Is a Tooth Abscess Considered an Emergency?

A tooth abscess is probably one of the common reasons why people seek emergency dental care, and if not treated promptly, this condition can have serious consequences for both oral and overall health. 

Understanding the symptoms of infection and tooth abscess can help you avoid serious, long-term dental problems. 

Keep reading this article to know more about the causes of tooth abscesses, how to recognize the symptoms, and how Perth’s emergency dentist can treat tooth abscesses and restore your smile.

What is a Dental Abscess?

A dental abscess, also called a tooth abscess, is a pus-filled cavity in or around a tooth. A bacterial infection causes pus, which is a thick, oozing white or yellow-white liquid.

When the body responds to an infection with an inflammatory response, the buildup of cells increases pressure at the infection site, causing severe pain.

A tooth abscess is a painful pus-filled pocket that develops around a tooth. A bacterial infection is to blame.

What is the Cause of a Tooth Abscess?

A dental infection always causes dental abscesses. Infections in the mouth can start inside or around the tooth. Gum disease can also cause an abscess.

Endodontic infections affect the nerves and blood vessels within the tooth and are referred to as “inside infections.” Large cavities, cracks, or trauma are the most common causes of endodontic infections. Endodontic infections eventually spread to the end of the tooth’s root, infecting the bone around it.

Infections in the gums and bone surrounding a tooth can also lead to dental abscesses. Periodontal infections are what they’re called. If you want to save the tooth, you must understand the differences in treatment options.

Periodontal infections may necessitate gum surgery, while endodontic infections usually necessitate root canal treatment. For either type of infection, extraction is the treatment if you do not want to save the tooth.

Because endodontic and periodontal infections appear differently on a dental x-ray, your dentist can easily distinguish between them.

emergency tooth abscess

What Makes a Tooth Abscess So Dangerous?

If left untreated, the infection will spread regardless of where it started. The infection often spreads outward in the form of a small pimple-like swelling that can drain and relieve pressure (called a fistula). This type of abscess may not cause any discomfort.

In some cases, the infection spreads inward, causing death. Septicemia is a condition that occurs when a dental infection spreads to the bloodstream.

The airway can be blocked by an infection that spreads to the soft tissues under the tongue.

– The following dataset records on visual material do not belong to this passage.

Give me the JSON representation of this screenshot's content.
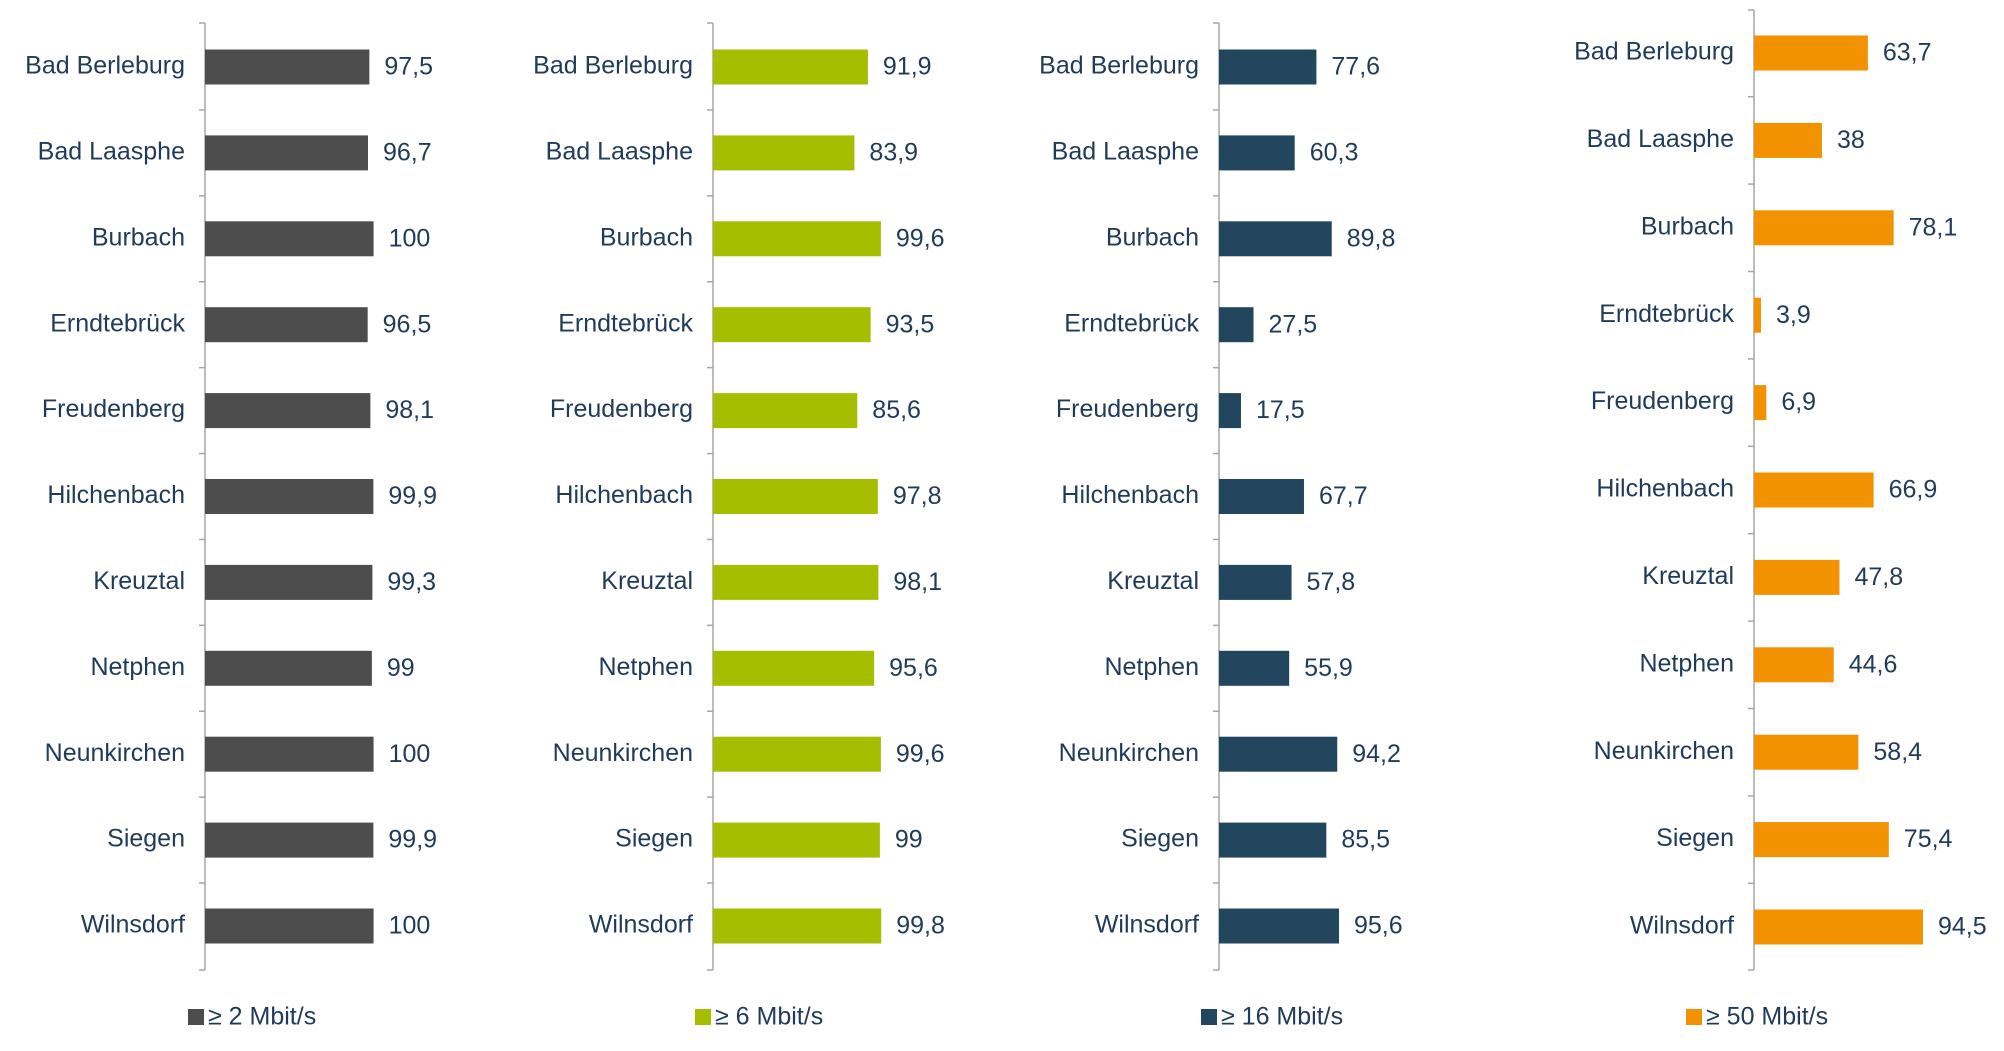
{
  "chart_data": [
    {
      "type": "bar",
      "categories": [
        "Bad Berleburg",
        "Bad Laasphe",
        "Burbach",
        "Erndtebrück",
        "Freudenberg",
        "Hilchenbach",
        "Kreuztal",
        "Netphen",
        "Neunkirchen",
        "Siegen",
        "Wilnsdorf"
      ],
      "series": [
        {
          "name": "≥ 2 Mbit/s",
          "color": "#4d4d4d",
          "values": [
            97.5,
            96.7,
            100,
            96.5,
            98.1,
            99.9,
            99.3,
            99,
            100,
            99.9,
            100
          ],
          "value_labels": [
            "97,5",
            "96,7",
            "100",
            "96,5",
            "98,1",
            "99,9",
            "99,3",
            "99",
            "100",
            "99,9",
            "100"
          ]
        }
      ],
      "xlim": [
        0,
        175
      ]
    },
    {
      "type": "bar",
      "categories": [
        "Bad Berleburg",
        "Bad Laasphe",
        "Burbach",
        "Erndtebrück",
        "Freudenberg",
        "Hilchenbach",
        "Kreuztal",
        "Netphen",
        "Neunkirchen",
        "Siegen",
        "Wilnsdorf"
      ],
      "series": [
        {
          "name": "≥ 6 Mbit/s",
          "color": "#a5bf00",
          "values": [
            91.9,
            83.9,
            99.6,
            93.5,
            85.6,
            97.8,
            98.1,
            95.6,
            99.6,
            99,
            99.8
          ],
          "value_labels": [
            "91,9",
            "83,9",
            "99,6",
            "93,5",
            "85,6",
            "97,8",
            "98,1",
            "95,6",
            "99,6",
            "99",
            "99,8"
          ]
        }
      ],
      "xlim": [
        0,
        175
      ]
    },
    {
      "type": "bar",
      "categories": [
        "Bad Berleburg",
        "Bad Laasphe",
        "Burbach",
        "Erndtebrück",
        "Freudenberg",
        "Hilchenbach",
        "Kreuztal",
        "Netphen",
        "Neunkirchen",
        "Siegen",
        "Wilnsdorf"
      ],
      "series": [
        {
          "name": "≥ 16 Mbit/s",
          "color": "#22465e",
          "values": [
            77.6,
            60.3,
            89.8,
            27.5,
            17.5,
            67.7,
            57.8,
            55.9,
            94.2,
            85.5,
            95.6
          ],
          "value_labels": [
            "77,6",
            "60,3",
            "89,8",
            "27,5",
            "17,5",
            "67,7",
            "57,8",
            "55,9",
            "94,2",
            "85,5",
            "95,6"
          ]
        }
      ],
      "xlim": [
        0,
        235
      ]
    },
    {
      "type": "bar",
      "categories": [
        "Bad Berleburg",
        "Bad Laasphe",
        "Burbach",
        "Erndtebrück",
        "Freudenberg",
        "Hilchenbach",
        "Kreuztal",
        "Netphen",
        "Neunkirchen",
        "Siegen",
        "Wilnsdorf"
      ],
      "series": [
        {
          "name": "≥ 50 Mbit/s",
          "color": "#f39200",
          "values": [
            63.7,
            38,
            78.1,
            3.9,
            6.9,
            66.9,
            47.8,
            44.6,
            58.4,
            75.4,
            94.5
          ],
          "value_labels": [
            "63,7",
            "38",
            "78,1",
            "3,9",
            "6,9",
            "66,9",
            "47,8",
            "44,6",
            "58,4",
            "75,4",
            "94,5"
          ]
        }
      ],
      "xlim": [
        0,
        165
      ]
    }
  ]
}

If an infection in the upper teeth spreads, it has the potential to spread to the brain. All of these scenarios have the potential to be fatal.

When is a Tooth Abscess Considered a Dental Emergency?

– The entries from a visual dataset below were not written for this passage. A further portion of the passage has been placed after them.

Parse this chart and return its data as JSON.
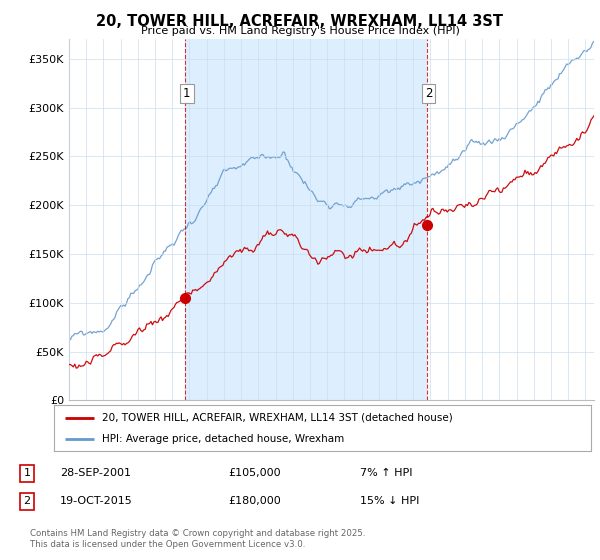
{
  "title": "20, TOWER HILL, ACREFAIR, WREXHAM, LL14 3ST",
  "subtitle": "Price paid vs. HM Land Registry's House Price Index (HPI)",
  "ylabel_ticks": [
    "£0",
    "£50K",
    "£100K",
    "£150K",
    "£200K",
    "£250K",
    "£300K",
    "£350K"
  ],
  "ytick_values": [
    0,
    50000,
    100000,
    150000,
    200000,
    250000,
    300000,
    350000
  ],
  "ylim": [
    0,
    370000
  ],
  "xlim_start": 1995.0,
  "xlim_end": 2025.5,
  "legend_line1": "20, TOWER HILL, ACREFAIR, WREXHAM, LL14 3ST (detached house)",
  "legend_line2": "HPI: Average price, detached house, Wrexham",
  "sale1_date": "28-SEP-2001",
  "sale1_price": "£105,000",
  "sale1_hpi": "7% ↑ HPI",
  "sale2_date": "19-OCT-2015",
  "sale2_price": "£180,000",
  "sale2_hpi": "15% ↓ HPI",
  "sale1_x": 2001.75,
  "sale1_y": 105000,
  "sale2_x": 2015.8,
  "sale2_y": 180000,
  "vline1_x": 2001.75,
  "vline2_x": 2015.8,
  "red_color": "#cc0000",
  "blue_color": "#6699cc",
  "shade_color": "#ddeeff",
  "copyright_text": "Contains HM Land Registry data © Crown copyright and database right 2025.\nThis data is licensed under the Open Government Licence v3.0.",
  "background_color": "#ffffff",
  "grid_color": "#ccddee"
}
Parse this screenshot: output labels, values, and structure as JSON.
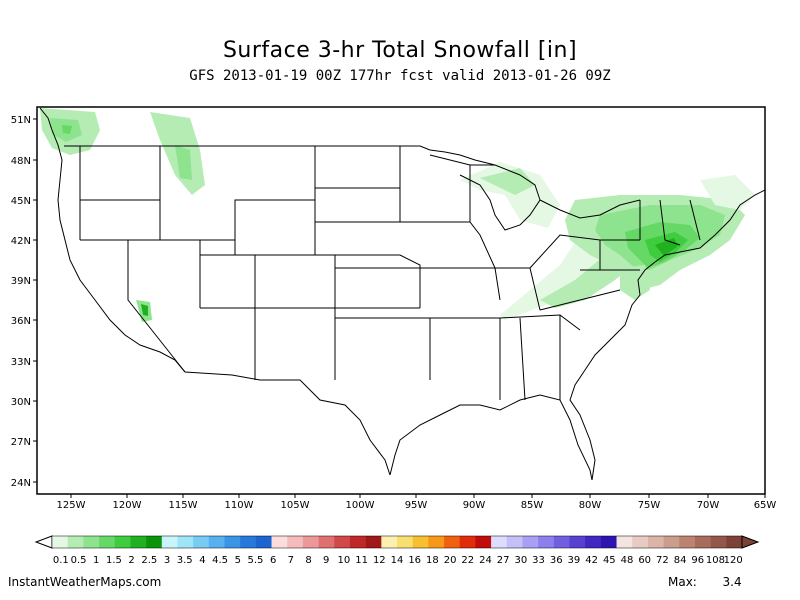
{
  "title": "Surface 3-hr Total Snowfall [in]",
  "subtitle": "GFS 2013-01-19 00Z 177hr fcst valid 2013-01-26 09Z",
  "map": {
    "lat_labels": [
      "51N",
      "48N",
      "45N",
      "42N",
      "39N",
      "36N",
      "33N",
      "30N",
      "27N",
      "24N"
    ],
    "lon_labels": [
      "125W",
      "120W",
      "115W",
      "110W",
      "105W",
      "100W",
      "95W",
      "90W",
      "85W",
      "80W",
      "75W",
      "70W",
      "65W"
    ]
  },
  "legend": {
    "labels": [
      "0.1",
      "0.5",
      "1",
      "1.5",
      "2",
      "2.5",
      "3",
      "3.5",
      "4",
      "4.5",
      "5",
      "5.5",
      "6",
      "7",
      "8",
      "9",
      "10",
      "11",
      "12",
      "14",
      "16",
      "18",
      "20",
      "22",
      "24",
      "27",
      "30",
      "33",
      "36",
      "39",
      "42",
      "45",
      "48",
      "60",
      "72",
      "84",
      "96",
      "108",
      "120"
    ],
    "colors": [
      "#e4f8e4",
      "#b4ecb4",
      "#8ee48e",
      "#66d866",
      "#3fcc3f",
      "#20b020",
      "#0a940a",
      "#c8f4fc",
      "#a0e4f8",
      "#78ccf4",
      "#58b0f0",
      "#3c94e8",
      "#2878dc",
      "#1c64d0",
      "#fcdcdc",
      "#f4bcbc",
      "#ec9898",
      "#e07070",
      "#d04848",
      "#c02828",
      "#a01818",
      "#fcf0b0",
      "#f8e070",
      "#f8c030",
      "#f89818",
      "#f06010",
      "#e02c0c",
      "#c00c0c",
      "#dcdcfc",
      "#c4c0f8",
      "#a8a0f4",
      "#8c80ec",
      "#7060e0",
      "#5840d0",
      "#4028c0",
      "#2c14b0",
      "#f4e4e0",
      "#e8ccc4",
      "#dcb4a8",
      "#cc9c8c",
      "#bc8470",
      "#a86c5c",
      "#94564a",
      "#7c4238"
    ]
  },
  "credit": "InstantWeatherMaps.com",
  "max_label": "Max:",
  "max_value": "3.4"
}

The development of bacteria from an existing cavity into the soft tissues and bones of the face and neck causes a dental abscess. Cavity-causing bacteria can infect the gums, throat, cheek, tongue, and facial bone. When the tissues are inflamed, it can be terribly painful.

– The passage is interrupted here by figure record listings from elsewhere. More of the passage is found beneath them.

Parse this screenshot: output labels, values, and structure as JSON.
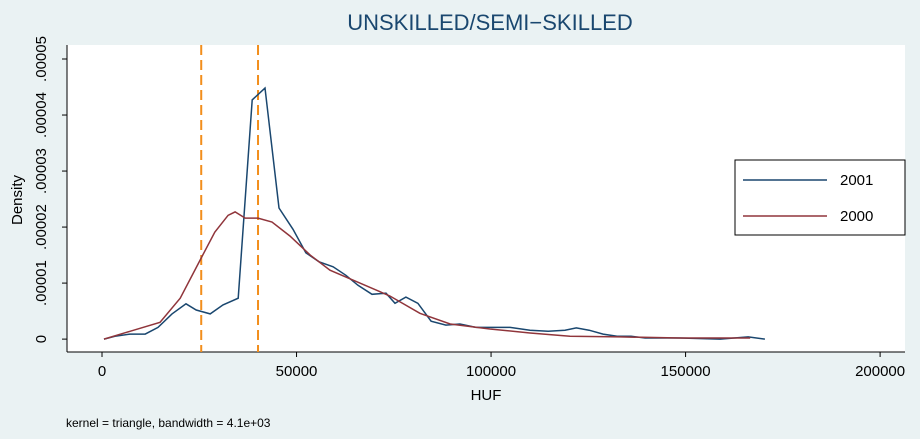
{
  "chart_data": {
    "type": "line",
    "title": "UNSKILLED/SEMI−SKILLED",
    "xlabel": "HUF",
    "ylabel": "Density",
    "note": "kernel = triangle, bandwidth =  4.1e+03",
    "xlim": [
      -9000,
      206400
    ],
    "xticks": [
      0,
      50000,
      100000,
      150000,
      200000
    ],
    "ylim": [
      -2.3e-06,
      5.25e-05
    ],
    "yticks": [
      0,
      {
        "value": 1e-05,
        "label": ".00001"
      },
      {
        "value": 2e-05,
        "label": ".00002"
      },
      {
        "value": 3e-05,
        "label": ".00003"
      },
      {
        "value": 4e-05,
        "label": ".00004"
      },
      {
        "value": 5e-05,
        "label": ".00005"
      }
    ],
    "legend": "right",
    "reference_lines": {
      "values": [
        25500,
        40100
      ],
      "color": "#f28e1c"
    },
    "series": [
      {
        "name": "2001",
        "color": "#1a476f",
        "x": [
          500,
          3300,
          7200,
          11100,
          14400,
          18000,
          21600,
          24200,
          27800,
          31100,
          35000,
          38600,
          41900,
          45500,
          49100,
          52400,
          55800,
          59400,
          62700,
          65800,
          69400,
          73000,
          75300,
          78100,
          81200,
          84600,
          88400,
          92000,
          96100,
          99700,
          104900,
          110000,
          114700,
          119000,
          121900,
          125200,
          128800,
          132400,
          136000,
          139600,
          143700,
          148600,
          158900,
          166100,
          170400
        ],
        "values": [
          0,
          5e-07,
          9e-07,
          9e-07,
          2.1e-06,
          4.5e-06,
          6.3e-06,
          5.2e-06,
          4.5e-06,
          6.1e-06,
          7.3e-06,
          4.27e-05,
          4.48e-05,
          2.34e-05,
          1.96e-05,
          1.54e-05,
          1.38e-05,
          1.29e-05,
          1.14e-05,
          9.6e-06,
          8e-06,
          8.2e-06,
          6.4e-06,
          7.5e-06,
          6.4e-06,
          3.2e-06,
          2.5e-06,
          2.7e-06,
          2.1e-06,
          2.1e-06,
          2.1e-06,
          1.6e-06,
          1.4e-06,
          1.6e-06,
          2e-06,
          1.6e-06,
          9e-07,
          5e-07,
          5e-07,
          2e-07,
          2e-07,
          2e-07,
          0,
          4e-07,
          0
        ]
      },
      {
        "name": "2000",
        "color": "#90353b",
        "x": [
          500,
          7200,
          14900,
          20100,
          25200,
          29000,
          32400,
          34200,
          36800,
          40100,
          43700,
          48300,
          53500,
          58600,
          66300,
          74000,
          81700,
          89500,
          99700,
          110000,
          120300,
          133200,
          148600,
          166600
        ],
        "values": [
          0,
          1.4e-06,
          3e-06,
          7.3e-06,
          1.41e-05,
          1.91e-05,
          2.21e-05,
          2.27e-05,
          2.16e-05,
          2.16e-05,
          2.09e-05,
          1.84e-05,
          1.5e-05,
          1.23e-05,
          1e-05,
          7.7e-06,
          4.6e-06,
          2.7e-06,
          1.8e-06,
          1.1e-06,
          5e-07,
          4e-07,
          2e-07,
          2e-07
        ]
      }
    ]
  }
}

It will become increasingly unpleasant until the pus that has accumulated at the infection site is surgically drained or drains on its own. Breathing becomes difficult when an illness advances to the point where swelling clogs the airway. Fever, vomiting, chills, and sweating, among other symptoms, can be caused by dental abscesses.

A tooth abscess can be caused by poor oral hygiene, a poor diet, smoking, drinking, or medical conditions that increase the risk of cavities growing in the teeth. If the infection spreads to the gums and other nearby areas, a painful tooth abscess may develop.

When To Seek Emergency Care?

People who feel they have a tooth abscess should book an appointment with the dentist to be evaluated and diagnosed.

Patients should visit the nearest emergency dentist if:

  • Their regular dentist is not available. 
  • The infection becomes too painful to manage with medication, 
  • The patient should find emergency help. 
  • The patient has a fever, chills, vomiting, or other signs of a dental abscess, call 000 immediately.
  • The patient is exoeriencing excruciating pain or has trouble swallowing.

How Is Dental Abscess Being Treated?

If your dentist determines that the dental abscess can be drained, the abscess will be cut open, and the pus will be drained. At the beginning of a root canal procedure, the dentist may drain the dental abscess through the tooth that is infected. The abscess may rupture on its own in some cases. People with dental abscesses are usually prescribed antibiotics and pain relievers.


A tooth abscess is an infection that can be very painful, which is the main reason why oral hygiene that is good is essential. Call the dental clinic and schedule an appointment to have the abscess drained if you have a tooth abscess and experience a lot of pain.

You can also be proactive and go for a monthly oral checkup with the dentist. Doing so will let you know if any potential abscess buildup.